Our Australia Post won't ship items over 105cm in length so you have to go through a courier which is heaps cheaper anyway. You put your own measurements in when calculating the cost, pay and then print the courier docket. It's a bit of an honesty scheme to a certain degree


----------



## Triple8Sol

@david_z did a great job of laying it all out here: http://www.agnarchy.com/burrito-wrap-pack-ship-snowboard/


----------



## timmytard

Triple8Sol said:


> @david_z did a great job of laying it all out here: http://www.agnarchy.com/burrito-wrap-pack-ship-snowboard/


I'm the burrito king haha

The one thing you should be aware of is.

Sure you can put the value @ a low $$$$ amount, which I always do.

Until one of my recent burritos vanished into thin air:surprise:
Yup that's right.

I shipped 2 snowboards together in one burrito, destined for New Jersey.
They made it out of Canada, & made it all the way to San Francisco.

Then POOF, vanished.:surprise:

A YES 420 Powder Hull & a Jones Mtn Twin.

I put the value @ $29 bucks, that's what I always put it @.
And opted for no insurance.
(I traded someone once in AK. He put $600 dollars insurance on a brand new Chairman.
When it showed up the post man wanted me to pay the tax on $600USD) 
Which was pretty shitty considering it was a straight up trade for a Skunk Ape.

I've contacted Canada post & they gave me a ticket number to try & resolve/find it.
Their solution was send me a check for $90.01
Yeah that doesn't really cut it though.

Contacted USPS & they said they couldn't help me, that I had to start an inquiry with Canada Post & Canada Post would contact them & ask them to do what I was asking them to do while I was talking to them on the phone.

Haven't heard shit back yet.
Thanks USPS for loosing my package.

I feel bad for the guy that dropped $1,000 usd.
Not my fault, but @ least he got the other package

I actually sent 2 packages from the same post office @ the same time.
The other one containing 2 pairs of Union bindings & a pair of Freeballers did show up though.

TT


----------



## david_z

yep that's the gamble if the buyer doesn't want to pay the extra $5-15 for insurance, if it's lost or stolen or damaged in transit, the buyer is pretty much fucked for any recourse.


----------



## LegendHairy

coloradodirtbag said:


> I need to ship two boards, earlier today I packaged them up in snowboard boxes and took them to UPS. Asked for UPS Ground in the lower 48 with tracking and they wanted $150 for both. Who can ship this for cheaper?

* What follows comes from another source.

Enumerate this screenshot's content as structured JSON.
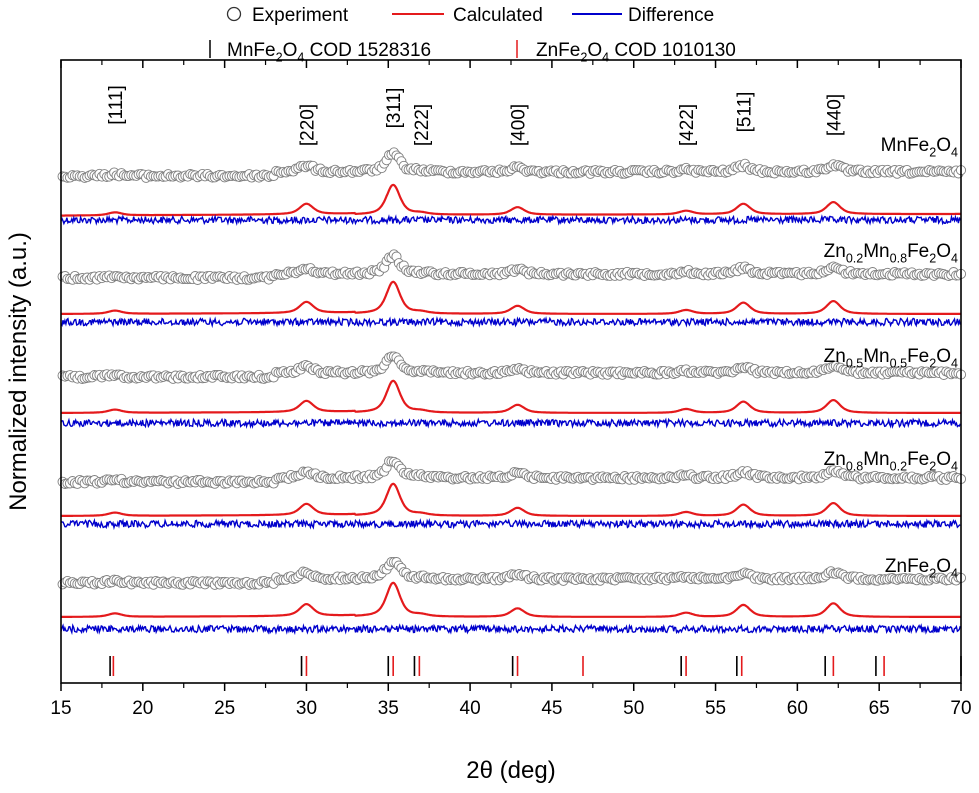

I know this is an old thread but a big brain move is to sell it to yourself on ebay and then buy and print a shipping label from ebay for the correct weight and dimensions for a discount. Also just printing the label online like others have said is better than nothing. Ship the board separate from boots and bindings. Package board tight in cardboard with extra cardboard covering the rails and tips. If you can cover the top of the board in foam or carboard to keep tips from flexing that is best.


----------



## ridethecliche

LegendHairy said:


> *I know this is an old thread but a big brain move is to sell it to yourself on ebay and then buy and print a shipping label from ebay for the correct weight and dimensions for a discount.* Also just printing the label online like others have said is better than nothing. Ship the board separate from boots and bindings. Package board tight in cardboard with extra cardboard covering the rails and tips. If you can cover the top of the board in foam or carboard to keep tips from flexing that is best.


This is absolutely bonkers. You realize you're still going to be out ebay fees, right?

Just use pirateship. There's no need to do something so ridiculous.


----------



## phillyphan

ridethecliche said:


> This is absolutely bonkers. You realize you're still going to be out ebay fees, right?
> 
> Just use pirateship. There's no need to do something so ridiculous.


Yea that was my thought. Ebay will take 10% and then PayPal will take 3%.


----------